Auteur : Jean-Jacques Wondo Omanyundu

Négociations politiques en République Démocratique du Congo : Signe d’espoir ou enlisement planifié?

Par Louise Ngandu Lukusa

Un proverbe africain dit : « Si tu ne sais pas où tu vas, sache au moins d’où tu viens ».

Cette énième crise politique en République Démocratique du Congo tout comme les précédentes, est générée par les mêmes causes ; à savoir, la lutte pour le pouvoir, l’incapacité d’accepter les règles démocratiques, la difficulté  de réunir les leaders politiques congolais autour des enjeux politiques, économiques, culturels et sociaux du pays et l’incapacité d’amorcer un changement qualitatif au profit du bien-être de la population.

Si d’aucuns avaient estimé que la voie de la négociation était la meilleure pour la stabilité politique et la dissipation des antagonismes, la situation actuelle suscite beaucoup d’interrogations en même temps qu’elle génère une crise de confiance manifestée au sein du peuple congolais vis-à-vis de la classe politique dans son ensemble.

Après un premier dialogue ayant conduit à l’accord du 18/10/2016, dialogue considéré comme non inclusif, un deuxième dialogue, présenté comme global et inclusif a été initié le 08 décembre dernier. Placé sous l’égide de la Conférence épiscopale nationale du Congo (CENCO), ce deuxième dialogue devait conduire à un deuxième accord[i] qui a été signé le 31/12/2016. Accord dénommé « Compromis politique global inclusif ».

Qu’est-ce qu’un compromis ?

D’après le dictionnaire Larousse, « un compromis est une action qui implique des concessions réciproques » ; en droit, « un compromis c’est une convention ordonnant qu’un litige soit soumis à un arbitre extérieur » ; « c’est une solution intermédiaire ».

D’après l’encyclopédie libre, « un compromis, c‘est le résultat d’une négociation entre les parties en présence où chacune aura fait des concessions pour arriver à une solution à exécuter conjointement par les protagonistes».

Qu’est-ce qu’un Accord politique ?

D’après le dictionnaire Larousse, «  Un accord est un arrangement entre deux ou plusieurs parties pour régler un différend, définir les modalités d’une entente ».

Les parties prenantes à ce dialogue dit global et inclusif  sont, d’une part, les partis de l’opposition regroupés sous différentes bannières : le Rassemblement, le front pour le respect de la Constitution, l’opposition ayant participé au premier dialogue ; d’autre part, la Majorité présidentielle et la société civile. L’arbitre considéré comme l’autorité morale « neutre », c’est la CENCO qui, soit dit en passant, n’en est pas à sa première expérience de médiation.
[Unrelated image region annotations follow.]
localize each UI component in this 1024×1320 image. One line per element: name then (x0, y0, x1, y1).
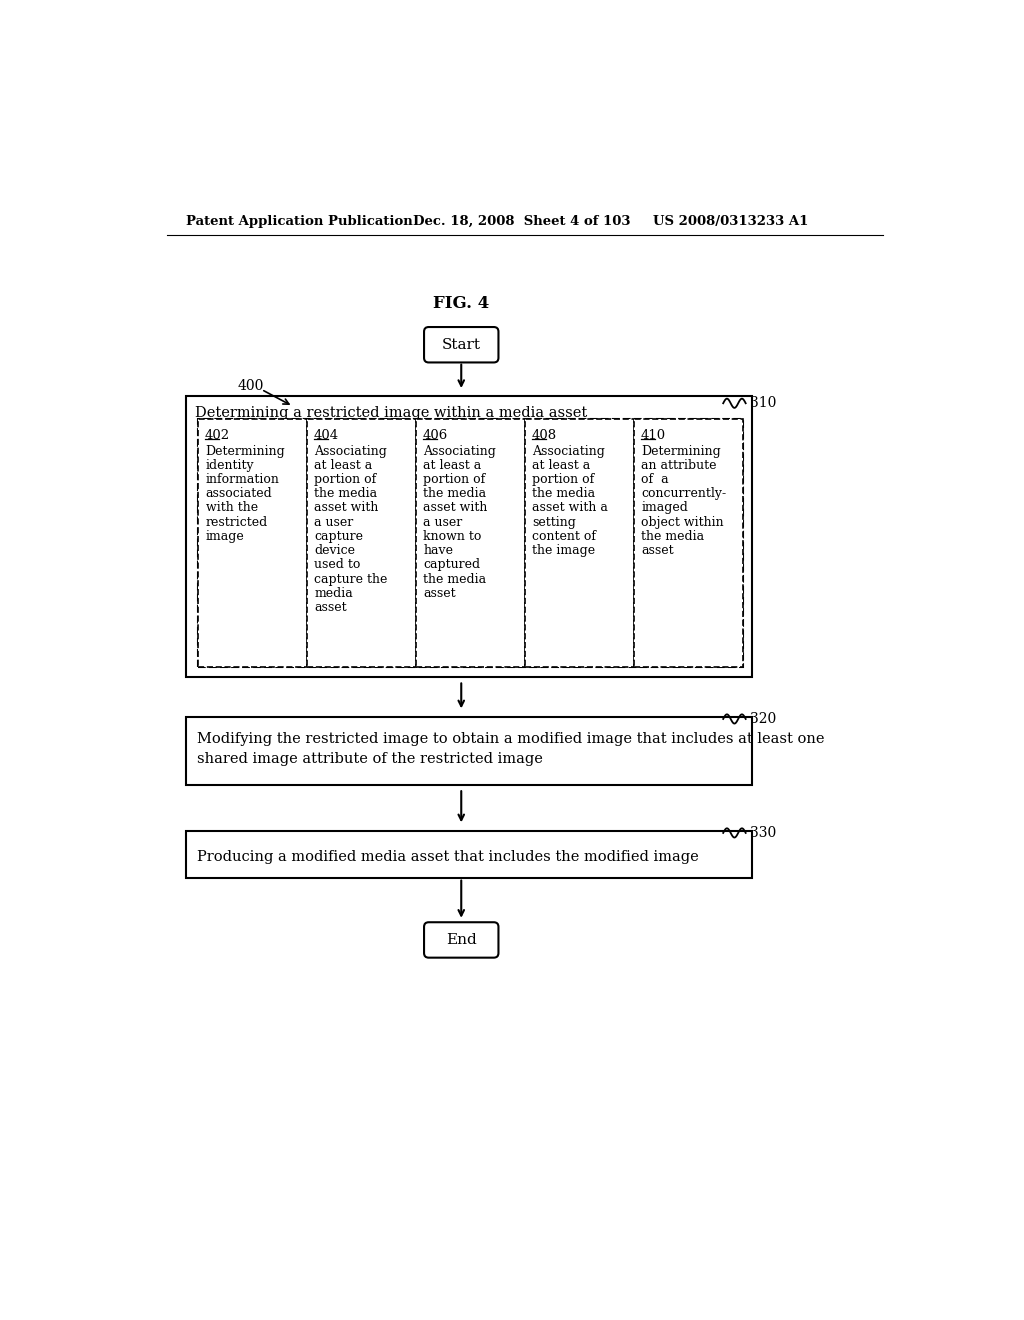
Text: used to: used to (314, 558, 360, 572)
Text: 410: 410 (641, 429, 666, 442)
Text: the media: the media (424, 573, 486, 586)
Text: Patent Application Publication: Patent Application Publication (186, 215, 413, 228)
Text: information: information (206, 473, 280, 486)
Text: the media: the media (424, 487, 486, 500)
Text: capture: capture (314, 529, 364, 543)
Bar (416, 418, 524, 667)
Text: asset: asset (641, 544, 674, 557)
Text: of  a: of a (641, 473, 669, 486)
Text: asset with a: asset with a (532, 502, 608, 515)
Text: 400: 400 (238, 379, 264, 392)
Text: restricted: restricted (206, 516, 267, 529)
Text: at least a: at least a (532, 459, 591, 471)
Text: known to: known to (424, 529, 482, 543)
Text: a user: a user (314, 516, 353, 529)
Text: setting: setting (532, 516, 577, 529)
Bar (198, 418, 307, 667)
Text: 408: 408 (531, 429, 557, 442)
Text: Determining a restricted image within a media asset: Determining a restricted image within a … (196, 405, 588, 420)
Text: media: media (314, 587, 353, 601)
Text: Modifying the restricted image to obtain a modified image that includes at least: Modifying the restricted image to obtain… (197, 733, 824, 746)
Text: associated: associated (206, 487, 272, 500)
Bar (634, 418, 742, 667)
Text: Determining: Determining (206, 445, 286, 458)
Text: content of: content of (532, 529, 596, 543)
Text: the media: the media (532, 487, 596, 500)
Bar (186, 718, 752, 785)
Text: asset with: asset with (424, 502, 487, 515)
Text: imaged: imaged (641, 502, 688, 515)
Text: the media: the media (641, 529, 705, 543)
Text: portion of: portion of (424, 473, 485, 486)
Text: End: End (445, 933, 476, 946)
Text: a user: a user (424, 516, 463, 529)
Text: Associating: Associating (532, 445, 605, 458)
Text: 310: 310 (751, 396, 776, 411)
Text: 320: 320 (751, 711, 776, 726)
Text: with the: with the (206, 502, 258, 515)
Bar (198, 418, 742, 667)
Text: Dec. 18, 2008  Sheet 4 of 103: Dec. 18, 2008 Sheet 4 of 103 (414, 215, 631, 228)
Text: at least a: at least a (424, 459, 481, 471)
Text: US 2008/0313233 A1: US 2008/0313233 A1 (653, 215, 809, 228)
Text: device: device (314, 544, 355, 557)
Text: asset: asset (424, 587, 456, 601)
Bar (186, 832, 752, 878)
Text: 402: 402 (205, 429, 229, 442)
Text: the media: the media (314, 487, 378, 500)
Bar (524, 418, 634, 667)
Text: portion of: portion of (532, 473, 595, 486)
Text: 330: 330 (751, 826, 776, 840)
Text: concurrently-: concurrently- (641, 487, 726, 500)
Text: have: have (424, 544, 454, 557)
FancyBboxPatch shape (424, 923, 499, 958)
Text: asset with: asset with (314, 502, 379, 515)
Text: Associating: Associating (314, 445, 387, 458)
Text: captured: captured (424, 558, 480, 572)
Text: Producing a modified media asset that includes the modified image: Producing a modified media asset that in… (197, 850, 698, 863)
Text: identity: identity (206, 459, 254, 471)
Text: Determining: Determining (641, 445, 721, 458)
Text: capture the: capture the (314, 573, 388, 586)
Text: FIG. 4: FIG. 4 (433, 294, 489, 312)
FancyBboxPatch shape (424, 327, 499, 363)
Text: shared image attribute of the restricted image: shared image attribute of the restricted… (197, 752, 543, 766)
Text: at least a: at least a (314, 459, 373, 471)
Text: object within: object within (641, 516, 724, 529)
Text: 404: 404 (313, 429, 339, 442)
Text: portion of: portion of (314, 473, 377, 486)
Text: the image: the image (532, 544, 596, 557)
Text: 406: 406 (423, 429, 447, 442)
Text: Associating: Associating (424, 445, 497, 458)
Text: asset: asset (314, 601, 347, 614)
Text: an attribute: an attribute (641, 459, 717, 471)
Text: Start: Start (441, 338, 480, 351)
Bar (186, 396, 752, 677)
Bar (307, 418, 416, 667)
Text: image: image (206, 529, 245, 543)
L’objectif poursuivi par ce deuxième dialogue était d’apaiser les tensions politiques et sociales dans la perspective des prochaines élections provinciales, législatives et présidentielle que les Congolais espèrent « transparentes et crédibles ». L’enjeu est donc de taille. Cependant il y a une crise de confiance manifeste au sein des parties prenantes, et cela peut entraîner la perte du peu de confiance que la population témoigne encore à certains acteurs politiques et à certaines institutions.

Un accord politique problématique

Cet accord politique demeure problématique dans la mesure où il a des implications juridiques qui impactent la Constitution et les institutions en place. N’est-ce pas là le nœud du problème, au-delà des intérêts particratiques ou personnels ?

Comme le souligne le prof. P Mambo[ii], « La relation entre la constitution et les accords politiques, dans certains États africains en crise ou fraîchement sortis d’une période de conflits, est marquée par des expériences juridiques et institutionnelles exceptionnelles, voire parfois surréalistes ».

Où situe-t-on les organes prévus par le futur accord politique, notamment le Conseil National de Suivi de l’Accord et du processus électoral (CNSA) par rapport à la Constitution et aux institutions en places ? Quels sont les critères de sélection des 28 membres qui composeraient cette structure comme prévu dans l’Accord ? Puisque les parties en présence revendiquent toutes, le respect de la Constitution, ne seraient-elles pas en train de violer cette même Constitution qui apparaît dès lors comme une feuille de chou mangée à toutes les sauces ?

Par ailleurs, l’Accord politique mentionne à la page 9 le point relatif au financement des élections et exhorte le Parlement à exercer le contrôle budgétaire des ressources mises à la disposition de la CENI. Le budget de 4,5 milliard de dollars, présenté au parlement, a-t-il été adopté ? Quid également du budget de la CENI ? Est-ce avec cette prévision budgétaire que l’on va gérer la transition, calmer les tensions sociales et organiser les élections ? La classe politique ne serait-elle pas tombée dans les travers habituels, à savoir le partage des postes politiques et l’accès au peu de ressources financières alors que l’urgence s’impose pour stopper l’hémorragie financière causée entre autres par les détournements de fonds publics et la corruption généralisée ?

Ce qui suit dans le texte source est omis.